Let me cut to the chase. Many people believe all of us at Overland International are egregiously biased towards Land Rovers. It is fair to say we feature a great deal of Landy editorial on Expedition Portal. It is also true most of us have owned, or currently own, a Land Rover. The real truth is, our collective radar is simply set to pick up on anything newsworthy in the overland segment, and Land Rover has been killing it lately. Now, before everyone dog-piles the comment box, it is worth mentioning the better feats put forth by other brands. Expeditions 7 is on the verge of a world record with their double lap of the globe in Toyotas, including a drive to the South Pole. This summer Jeep tipped one million sales of their venerable JK, and the Wescotts, decades after they swapped their green oval for a blue one, continue to trundle on with their Turtle Expedition. Land Rover however, has had a banner year.

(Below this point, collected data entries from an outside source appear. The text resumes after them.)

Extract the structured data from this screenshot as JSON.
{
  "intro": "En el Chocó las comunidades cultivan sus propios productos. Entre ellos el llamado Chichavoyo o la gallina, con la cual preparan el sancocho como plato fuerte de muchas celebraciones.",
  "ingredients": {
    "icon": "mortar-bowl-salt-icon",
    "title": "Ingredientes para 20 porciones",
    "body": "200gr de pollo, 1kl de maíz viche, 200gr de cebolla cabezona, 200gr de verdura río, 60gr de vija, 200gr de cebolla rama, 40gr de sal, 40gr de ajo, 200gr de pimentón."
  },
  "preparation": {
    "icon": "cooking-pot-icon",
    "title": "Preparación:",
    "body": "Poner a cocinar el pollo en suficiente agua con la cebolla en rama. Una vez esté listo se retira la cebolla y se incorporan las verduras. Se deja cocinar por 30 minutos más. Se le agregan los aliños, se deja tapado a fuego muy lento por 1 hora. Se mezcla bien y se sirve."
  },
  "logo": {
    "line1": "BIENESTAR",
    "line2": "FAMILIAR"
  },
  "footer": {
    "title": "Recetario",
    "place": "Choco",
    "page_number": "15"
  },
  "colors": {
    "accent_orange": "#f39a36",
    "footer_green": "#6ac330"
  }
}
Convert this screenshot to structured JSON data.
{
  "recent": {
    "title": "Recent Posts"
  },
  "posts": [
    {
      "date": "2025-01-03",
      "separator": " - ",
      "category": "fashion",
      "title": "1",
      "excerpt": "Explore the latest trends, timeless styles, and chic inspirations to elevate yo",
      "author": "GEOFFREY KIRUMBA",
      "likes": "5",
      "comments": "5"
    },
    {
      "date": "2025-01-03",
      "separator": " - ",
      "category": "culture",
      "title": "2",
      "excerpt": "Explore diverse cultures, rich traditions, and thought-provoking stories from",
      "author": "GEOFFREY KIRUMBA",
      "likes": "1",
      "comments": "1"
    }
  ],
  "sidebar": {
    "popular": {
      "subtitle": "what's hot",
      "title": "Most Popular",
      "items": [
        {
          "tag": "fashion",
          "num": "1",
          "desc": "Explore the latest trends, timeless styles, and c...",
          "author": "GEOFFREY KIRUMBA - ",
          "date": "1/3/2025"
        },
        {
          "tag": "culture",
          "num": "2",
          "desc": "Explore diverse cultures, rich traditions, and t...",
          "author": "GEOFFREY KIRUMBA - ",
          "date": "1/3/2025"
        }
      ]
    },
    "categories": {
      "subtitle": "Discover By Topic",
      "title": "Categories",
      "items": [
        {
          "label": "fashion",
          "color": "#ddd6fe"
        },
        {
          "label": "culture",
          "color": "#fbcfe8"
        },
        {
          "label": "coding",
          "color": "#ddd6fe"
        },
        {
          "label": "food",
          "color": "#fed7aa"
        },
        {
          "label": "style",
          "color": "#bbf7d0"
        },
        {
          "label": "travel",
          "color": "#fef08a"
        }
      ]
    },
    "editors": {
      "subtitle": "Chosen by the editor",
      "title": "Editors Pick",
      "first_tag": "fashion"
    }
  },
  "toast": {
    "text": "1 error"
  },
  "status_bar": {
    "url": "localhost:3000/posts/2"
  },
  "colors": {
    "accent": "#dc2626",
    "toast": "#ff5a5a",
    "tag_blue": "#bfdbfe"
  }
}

When Tata took control of Land Rover in 2008, many thought it was the end, and the average Landy would be reduced to a Tata Nano. Quite the opposite has happened. August marked the best month ever for Land Rover sales with the introduction of new models like the Evoke leading the charge into expanding markets. It’s also interesting that a brand recently lambasted for being too complex and high tech, is now being extolled for producing two of the most significant developments in offroad vehicles. Their all-electric Defender project has been a complete success and opens a promising door into the future of vehicle travel. Their diesel hybrid Range Rover experiment has been an even greater achievement. The Silk Trail Expedition proved those vehicles could complete the arduous drive from London to Mumbai without a glitch. All in true overland expedition style. Let’s not forget this summer’s first ever completion of the 4,000 mile Trans-America Trail done in three Land Rover LR4s. That’s the first time the all-dirt route, previously only tackled on two wheels, had been completed with full sized vehicles in stock form. All of these ambitious undertakings are happening almost simultaneously around the globe just this year.
The Silk Trail Expedition, with Overland Journal Editor-in-Chief Chris Collard as a participant, was a smashing success.
The all-electric Defender program proves the technology does not have to sacrifice offroad performance.
Still the choice of ardent expeditions, the Defender will be the primary platform for the Pole of Cold Expedition.
The Land Rover brand has always been closely linked to ambitious expeditions. Just recently the London to Cape Town record was broken with a drive time of just ten days. That prize, snatched from the Fiat Panda, was achieved in a not-so-new Land Rover LR3. As we reported within the last week, Land Rover will make another record breaking attempt to cross the Empty Quarter in a bone stock Range Rover Sport. Considered one of the most challenging drives in the world, it almost seems like a forgone conclusion it will be a success, and in a vehicle many disparage as a “mall crawler.” While not a record setting trip, the Land Rover based, Pole of Cold Expedition set to depart this month, will drive across all of Europe and Siberia to explore some of the coldest places in the world––at their coldest. That expedition will employ a Defender 110.
Ten days from London to Cape Town is an amazing feat of vehicle and driver fortitude.
Even reaching outside the world of vehicle travel, Land Rover is still at the forefront of expedition. Ben Saunders, sponsored by Land Rover, will embark on his bold expedition to complete Scott’s 1,800 mile journey to the South Pole––on foot. Again, all of this has either happened in the last six months, or is underway as you read this.
The Trans America Trail was a formidable match for the LR4, but it tackled the terrain with no complaint.
Have we featured too much of Land Rover this year? Given how much Land Rover has embraced the spirit of adventure, and proven they are still a legend of expedition, I think not.